More than half of those who have one mental condition will get a second or third later in life. Three-quarters or more have four or more.
As a result, patients may find their therapy challenging and may have emotions of misfortune and discouragement. The study’s findings were published in the journal Nature Genetics.
However, a comprehensive new study of 11 major psychiatric diseases sheds fresh light on why comorbidities are the rule rather than the exception when it comes to mental illness.
“Our findings confirm that high comorbidity across some disorders in part reflects overlapping pathways of genetic risk,” said lead author Andrew Grotzinger, an assistant professor in the Department of Psychology and Neuroscience.
According to him, the discovery might eventually pave the road for medicines that target many psychiatric diseases at once, as well as assist modify the way diagnoses are delivered.
“If you had a cold, you wouldn’t want to be diagnosed with coughing disorder, sneezing disorder and aching joints disorder,” Grotzinger said. “This study is a stepping stone toward creating a diagnostic manual that better maps on to what is actually happening biologically.”
Grotzinger and colleagues from the University of Texas at Austin, Vrije Universiteit Amsterdam, and other collaborating institutions conducted the study by analysing publicly available genome-wide association (GWAS) data from hundreds of thousands of people who submitted genetic material to large-scale datasets like the UK Biobank and the Psychiatric Genomics Consortium.
They investigated genes linked to schizophrenia, bipolar disorder, major depressive disorder, anxiety disorder, anorexia nervosa, obsessive-compulsive disorder, Tourette syndrome, post-traumatic stress disorder, problematic alcohol use, ADHD, and autism.
They also examined data collected by wearable movement monitoring devices and survey data recording physical and behavioural features.
The researchers then used fresh statistical genetic approaches to discover common patterns among illnesses.
They discovered that 70% of the genetic signal linked to schizophrenia is also linked to bipolar illness. This conclusion was striking since, according to current diagnostic criteria, physicians will not normally identify an individual with both.
They also discovered that anorexia nervosa and obsessive-compulsive disorder have a strong genetic architecture, and that those who have a genetic propensity to having a smaller body type or a low BMI (body mass index) have a genetic susceptibility to both diseases.

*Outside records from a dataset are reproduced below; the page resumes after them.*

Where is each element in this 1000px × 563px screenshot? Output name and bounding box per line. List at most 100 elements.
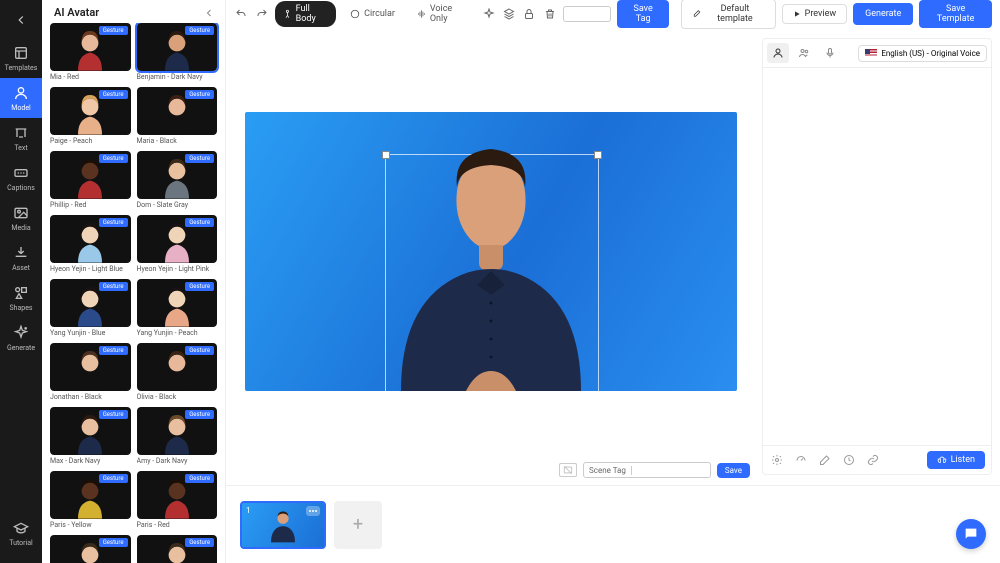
rail-item-text[interactable]: Text <box>0 118 42 158</box>
panel-collapse-button[interactable] <box>203 7 215 19</box>
avatar-name: Hyeon Yejin - Light Blue <box>50 265 131 273</box>
no-image-icon[interactable] <box>559 463 577 477</box>
undo-button[interactable] <box>234 6 248 22</box>
gesture-badge: Gesture <box>99 282 128 291</box>
avatar-thumb[interactable]: Gesture <box>137 23 218 71</box>
avatar-name: Phillip - Red <box>50 201 131 209</box>
circular-option[interactable]: Circular <box>342 6 403 22</box>
right-panel-tabs: English (US) - Original Voice <box>763 39 991 68</box>
timeline: 1 + <box>226 485 1000 563</box>
avatar-thumb[interactable]: Gesture <box>137 471 218 519</box>
rail-item-templates[interactable]: Templates <box>0 38 42 78</box>
rail-tutorial[interactable]: Tutorial <box>0 513 42 553</box>
rail-item-generate[interactable]: Generate <box>0 318 42 358</box>
avatar-thumb[interactable]: Gesture <box>50 151 131 199</box>
asset-icon <box>12 244 30 262</box>
avatar-thumb[interactable]: Gesture <box>137 407 218 455</box>
avatar-name: Paige - Peach <box>50 137 131 145</box>
avatar-thumb[interactable]: Gesture <box>50 535 131 563</box>
default-template-button[interactable]: Default template <box>681 0 775 29</box>
link-icon[interactable] <box>865 452 881 468</box>
avatar-thumb[interactable]: Gesture <box>50 471 131 519</box>
full-body-option[interactable]: Full Body <box>275 1 336 27</box>
timeline-scene-1[interactable]: 1 <box>240 501 326 549</box>
rail-label: Media <box>11 224 30 232</box>
avatar-thumb[interactable]: Gesture <box>50 23 131 71</box>
redo-button[interactable] <box>254 6 268 22</box>
left-nav-rail: TemplatesModelTextCaptions Media Asset Shap… <box>0 0 42 563</box>
scene-tag-input[interactable] <box>632 466 710 475</box>
tab-microphone[interactable] <box>819 43 841 63</box>
avatar-thumb[interactable]: Gesture <box>137 343 218 391</box>
tag-input[interactable] <box>563 6 611 22</box>
settings-icon[interactable] <box>769 452 785 468</box>
voice-only-label: Voice Only <box>430 4 468 24</box>
tab-multi-person[interactable] <box>793 43 815 63</box>
avatar-thumb[interactable]: Gesture <box>137 535 218 563</box>
right-panel: English (US) - Original Voice Listen <box>762 38 992 475</box>
avatar-grid: GestureMia - RedGestureBenjamin - Dark N… <box>42 23 225 563</box>
gesture-badge: Gesture <box>185 346 214 355</box>
rail-item-media[interactable]: Media <box>0 198 42 238</box>
generate-button[interactable]: Generate <box>853 3 913 25</box>
avatar-card: Gesture <box>137 535 218 563</box>
preview-button[interactable]: Preview <box>782 4 847 24</box>
tab-single-person[interactable] <box>767 43 789 63</box>
gesture-badge: Gesture <box>185 90 214 99</box>
media-icon <box>12 204 30 222</box>
panel-title: AI Avatar <box>54 6 99 19</box>
avatar-thumb[interactable]: Gesture <box>50 343 131 391</box>
back-button[interactable] <box>9 8 33 32</box>
voice-only-option[interactable]: Voice Only <box>409 1 475 27</box>
rail-item-model[interactable]: Model <box>0 78 42 118</box>
avatar-card: Gesture Hyeon Yejin - Light Blue <box>50 215 131 273</box>
listen-button[interactable]: Listen <box>927 451 985 469</box>
rail-item-captions[interactable]: Captions <box>0 158 42 198</box>
avatar-thumb[interactable]: Gesture <box>50 215 131 263</box>
avatar-name: Mia - Red <box>50 73 131 81</box>
save-tag-button[interactable]: Save Tag <box>617 0 669 28</box>
save-template-button[interactable]: Save Template <box>919 0 992 28</box>
history-icon[interactable] <box>841 452 857 468</box>
avatar-thumb[interactable]: Gesture <box>137 279 218 327</box>
avatar-panel: AI Avatar GestureMia - RedGestureBenjami… <box>42 0 226 563</box>
scene-save-button[interactable]: Save <box>717 463 750 478</box>
voice-selector[interactable]: English (US) - Original Voice <box>858 45 987 62</box>
avatar-name: Paris - Red <box>137 521 218 529</box>
avatar-card: Gesture Phillip - Red <box>50 151 131 209</box>
add-scene-button[interactable]: + <box>334 501 382 549</box>
avatar-thumb[interactable]: Gesture <box>50 87 131 135</box>
rail-item-asset[interactable]: Asset <box>0 238 42 278</box>
avatar-thumb[interactable]: Gesture <box>50 279 131 327</box>
gesture-badge: Gesture <box>99 26 128 35</box>
avatar-name: Olivia - Black <box>137 393 218 401</box>
rail-label: Asset <box>12 264 30 272</box>
avatar-name: Yang Yunjin - Blue <box>50 329 131 337</box>
gesture-badge: Gesture <box>99 474 128 483</box>
avatar-thumb[interactable]: Gesture <box>137 151 218 199</box>
gesture-badge: Gesture <box>99 346 128 355</box>
gesture-badge: Gesture <box>99 154 128 163</box>
avatar-main[interactable] <box>341 131 641 391</box>
scene-thumb-avatar <box>263 503 303 547</box>
stage[interactable] <box>245 112 737 391</box>
scene-menu-icon[interactable] <box>306 506 320 516</box>
lock-button[interactable] <box>522 6 536 22</box>
avatar-thumb[interactable]: Gesture <box>137 215 218 263</box>
avatar-card: GestureMax - Dark Navy <box>50 407 131 465</box>
delete-button[interactable] <box>543 6 557 22</box>
avatar-thumb[interactable]: Gesture <box>50 407 131 455</box>
avatar-card: Gesture Paige - Peach <box>50 87 131 145</box>
layers-button[interactable] <box>502 6 516 22</box>
avatar-thumb[interactable]: Gesture <box>137 87 218 135</box>
sparkle-button[interactable] <box>481 6 495 22</box>
text-icon <box>12 124 30 142</box>
avatar-card: Gesture Paris - Red <box>137 471 218 529</box>
rail-item-shapes[interactable]: Shapes <box>0 278 42 318</box>
chat-fab[interactable] <box>956 519 986 549</box>
rail-label: Generate <box>7 344 35 352</box>
speed-icon[interactable] <box>793 452 809 468</box>
wand-icon[interactable] <box>817 452 833 468</box>
full-body-label: Full Body <box>296 4 328 24</box>
right-panel-body[interactable] <box>763 68 991 445</box>
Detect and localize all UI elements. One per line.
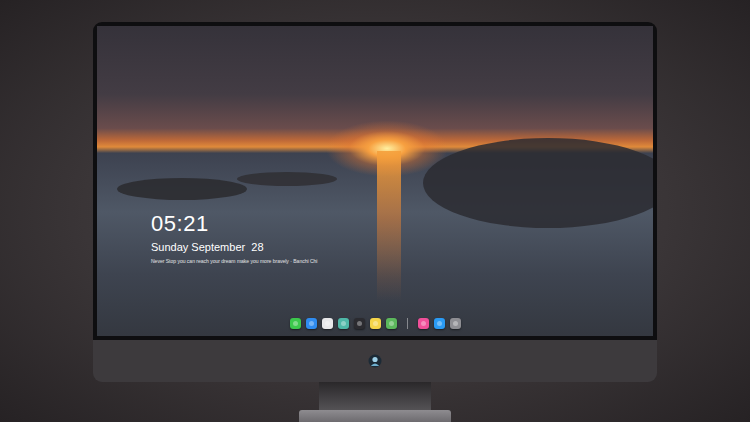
app-glyph-icon xyxy=(373,321,378,326)
screen: 05:21 Sunday September 28 Never Stop you… xyxy=(97,26,653,336)
dock-app-icon[interactable] xyxy=(354,318,365,329)
dock-app-icon[interactable] xyxy=(450,318,461,329)
rocks-left xyxy=(117,178,247,200)
app-glyph-icon xyxy=(325,321,330,326)
dock-app-icon[interactable] xyxy=(370,318,381,329)
app-glyph-icon xyxy=(357,321,362,326)
dock xyxy=(97,318,653,336)
clock: 05:21 xyxy=(151,211,653,237)
rocks-mid xyxy=(237,172,337,186)
monitor-bezel: 05:21 Sunday September 28 Never Stop you… xyxy=(93,22,657,340)
app-glyph-icon xyxy=(437,321,442,326)
app-glyph-icon xyxy=(309,321,314,326)
date: Sunday September 28 xyxy=(151,240,653,254)
dock-app-icon[interactable] xyxy=(434,318,445,329)
monitor-chin xyxy=(93,340,657,382)
dock-separator xyxy=(407,318,408,329)
dock-app-icon[interactable] xyxy=(322,318,333,329)
quote: Never Stop you can reach your dream make… xyxy=(151,258,653,265)
imac-mockup: 05:21 Sunday September 28 Never Stop you… xyxy=(0,0,750,422)
app-glyph-icon xyxy=(421,321,426,326)
dock-app-icon[interactable] xyxy=(386,318,397,329)
sun-reflection xyxy=(377,151,401,301)
dock-app-icon[interactable] xyxy=(290,318,301,329)
stand-neck xyxy=(319,382,431,410)
app-glyph-icon xyxy=(293,321,298,326)
app-glyph-icon xyxy=(389,321,394,326)
dock-app-icon[interactable] xyxy=(338,318,349,329)
stand-base xyxy=(299,410,451,422)
dock-app-icon[interactable] xyxy=(306,318,317,329)
lock-info: 05:21 Sunday September 28 Never Stop you… xyxy=(97,26,653,265)
dock-app-icon[interactable] xyxy=(418,318,429,329)
app-glyph-icon xyxy=(341,321,346,326)
logo-icon xyxy=(368,354,382,368)
app-glyph-icon xyxy=(453,321,458,326)
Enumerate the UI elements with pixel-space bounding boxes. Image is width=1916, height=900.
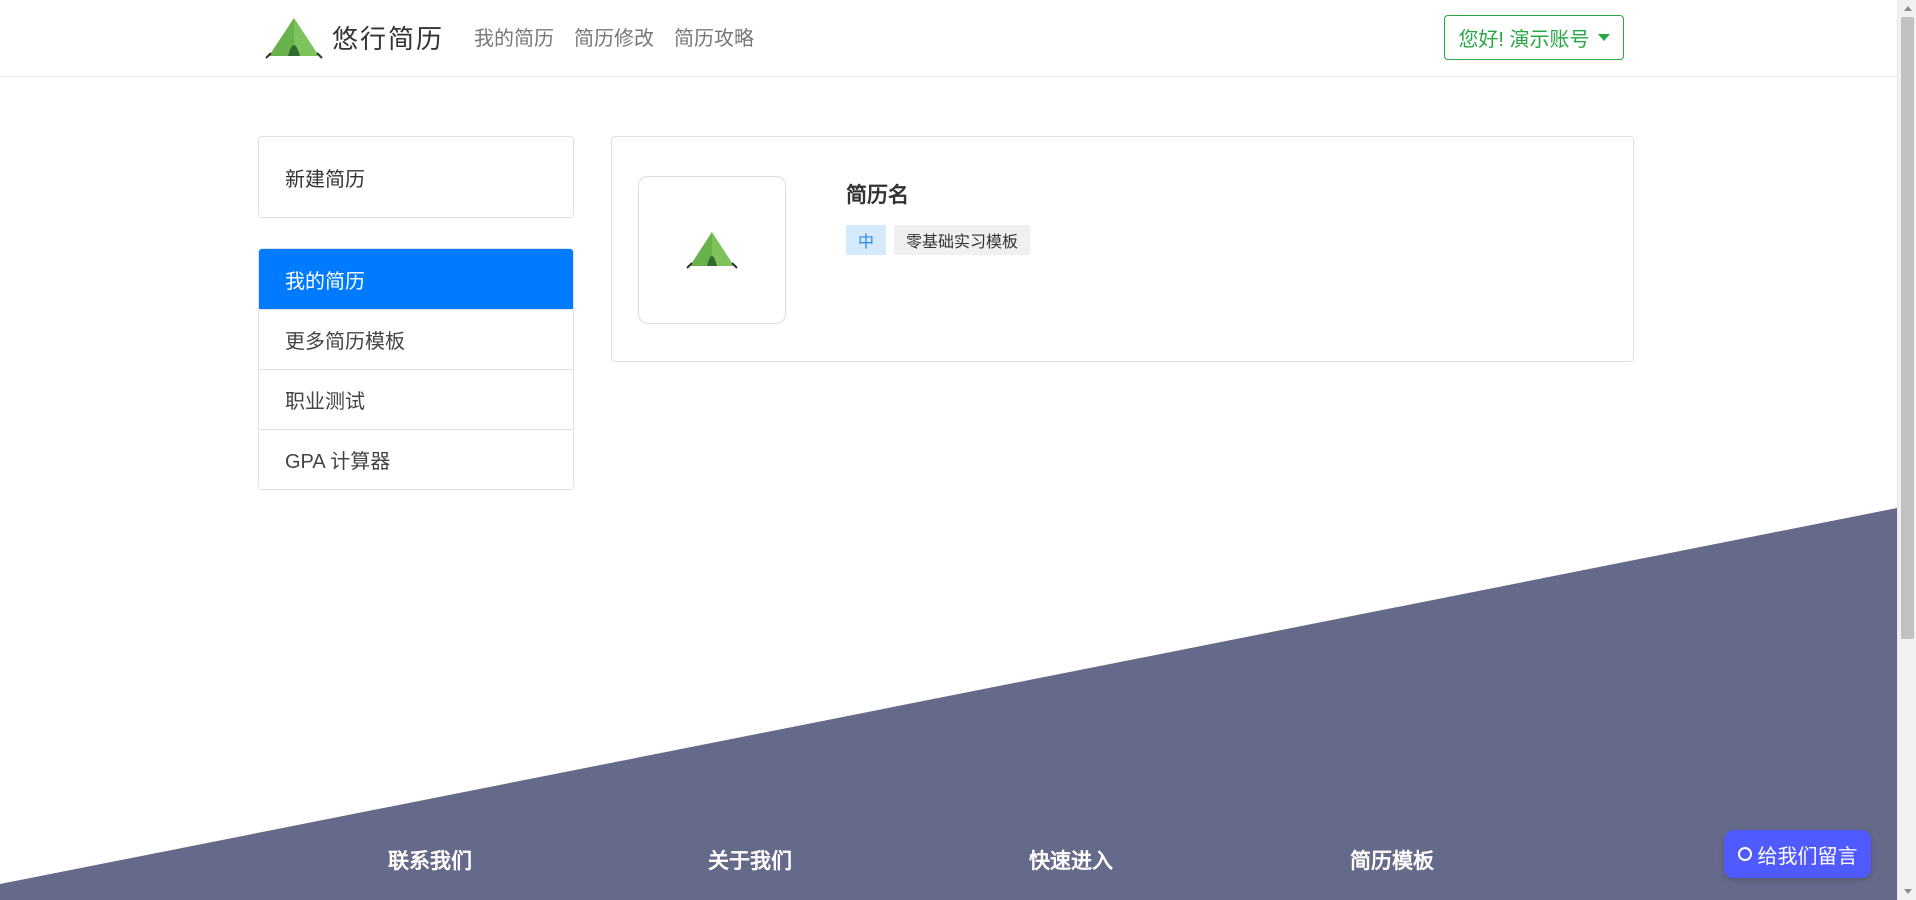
sidebar-item-career-test[interactable]: 职业测试 [259, 369, 573, 429]
main-nav: 我的简历 简历修改 简历攻略 [474, 22, 754, 51]
sidebar-item-label: 我的简历 [285, 270, 365, 293]
nav-resume-guide[interactable]: 简历攻略 [674, 22, 754, 51]
nav-resume-edit[interactable]: 简历修改 [574, 22, 654, 51]
resume-name[interactable]: 简历名 [846, 179, 909, 209]
sidebar-item-label: 职业测试 [285, 391, 365, 413]
brand[interactable]: 悠行简历 [264, 12, 444, 62]
tent-logo-icon [265, 18, 323, 59]
nav-my-resume[interactable]: 我的简历 [474, 22, 554, 51]
footer-heading-contact: 联系我们 [388, 850, 472, 873]
caret-down-icon [1597, 34, 1610, 41]
scroll-up-button[interactable] [1898, 0, 1916, 17]
arrow-down-icon [1903, 889, 1912, 894]
user-greeting: 您好! 演示账号 [1458, 29, 1590, 51]
footer-heading-quick-access: 快速进入 [1029, 850, 1113, 873]
leave-message-label: 给我们留言 [1757, 845, 1858, 868]
sidebar-item-gpa-calculator[interactable]: GPA 计算器 [259, 429, 573, 489]
tent-logo-icon [686, 232, 738, 269]
user-dropdown-button[interactable]: 您好! 演示账号 [1444, 15, 1624, 60]
footer-heading-templates: 简历模板 [1350, 850, 1434, 873]
sidebar-item-more-templates[interactable]: 更多简历模板 [259, 309, 573, 369]
sidebar-menu: 我的简历 更多简历模板 职业测试 GPA 计算器 [258, 248, 574, 490]
resume-card: 简历名 中 零基础实习模板 [611, 136, 1634, 362]
leave-message-button[interactable]: 给我们留言 [1724, 830, 1871, 878]
sidebar-item-my-resume[interactable]: 我的简历 [259, 249, 573, 309]
arrow-up-icon [1903, 6, 1912, 11]
template-tag: 零基础实习模板 [894, 225, 1031, 255]
circle-chat-icon [1737, 847, 1752, 861]
resume-tags: 中 零基础实习模板 [846, 225, 1031, 255]
brand-name: 悠行简历 [332, 24, 445, 55]
sidebar-item-label: GPA 计算器 [285, 451, 391, 473]
top-navbar: 悠行简历 我的简历 简历修改 简历攻略 您好! 演示账号 [0, 0, 1897, 77]
level-tag: 中 [846, 225, 887, 255]
new-resume-button[interactable]: 新建简历 [258, 136, 574, 218]
sidebar: 新建简历 我的简历 更多简历模板 职业测试 GPA 计算器 [258, 136, 574, 490]
scroll-down-button[interactable] [1898, 883, 1916, 900]
page: 悠行简历 我的简历 简历修改 简历攻略 您好! 演示账号 新建简历 我的简历 更… [0, 0, 1916, 900]
footer-heading-about: 关于我们 [708, 850, 792, 873]
resume-thumbnail[interactable] [638, 176, 786, 324]
vertical-scrollbar[interactable] [1897, 0, 1916, 900]
scrollbar-thumb[interactable] [1901, 17, 1914, 639]
sidebar-item-label: 更多简历模板 [285, 331, 405, 353]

Not unexpectedly, because the two disorders are frequently associated, the study discovered a significant genetic overlap between anxiety disorder and major depressive disorder.
When the researchers analysed accelerometer data, they discovered that conditions that tend to cluster together also seem to share genes that impact how and when we move during the day.
Internalizing diseases, such as anxiety and depression, for example, have a genetic design related with reduced mobility throughout the day. OCD and anorexia appear to connect with genes related with more movement throughout the day, whereas psychotic diseases (schizophrenia and bipolar disorder) tend to correlate with excess movement in the early morning hours.
“When you think about it, it makes sense,” said Grotzinger, noting that depressed individuals often present as fatigued or low energy while those with compulsive disorders can have difficulty sitting still.
In all, the study identifies 152 genetic variants shared across multiple disorders, including those already known to influence certain types of brain cells.
For instance, gene variants that influence excitatory and GABAergic brain neurons — which are involved in critical signaling pathways in the brain — appear to strongly underly the genetic signal that is shared across schizophrenia and bipolar disorder.
While much more needs to be done to determine exactly what the identified genes do, Grotzinger sees the research as a first step toward developing therapies that can address multiple disorders with one treatment.
“People are more likely today to be prescribed multiple medications intended to treat multiple diagnoses and in some instances those medicines can have side effects,” he said. “By identifying what is shared across these issues, we can hopefully come up with ways to target them in a different way that doesn’t require four separate pills or four separate psychotherapy interventions.”
Meantime, just understanding the genetics underlying their disorders may provide comfort to some.
“It’s important for people to know that they didn’t just get a terrible roll of the dice in life — that they are not facing multiple different issues but rather one set of risk factors bleeding into them all.”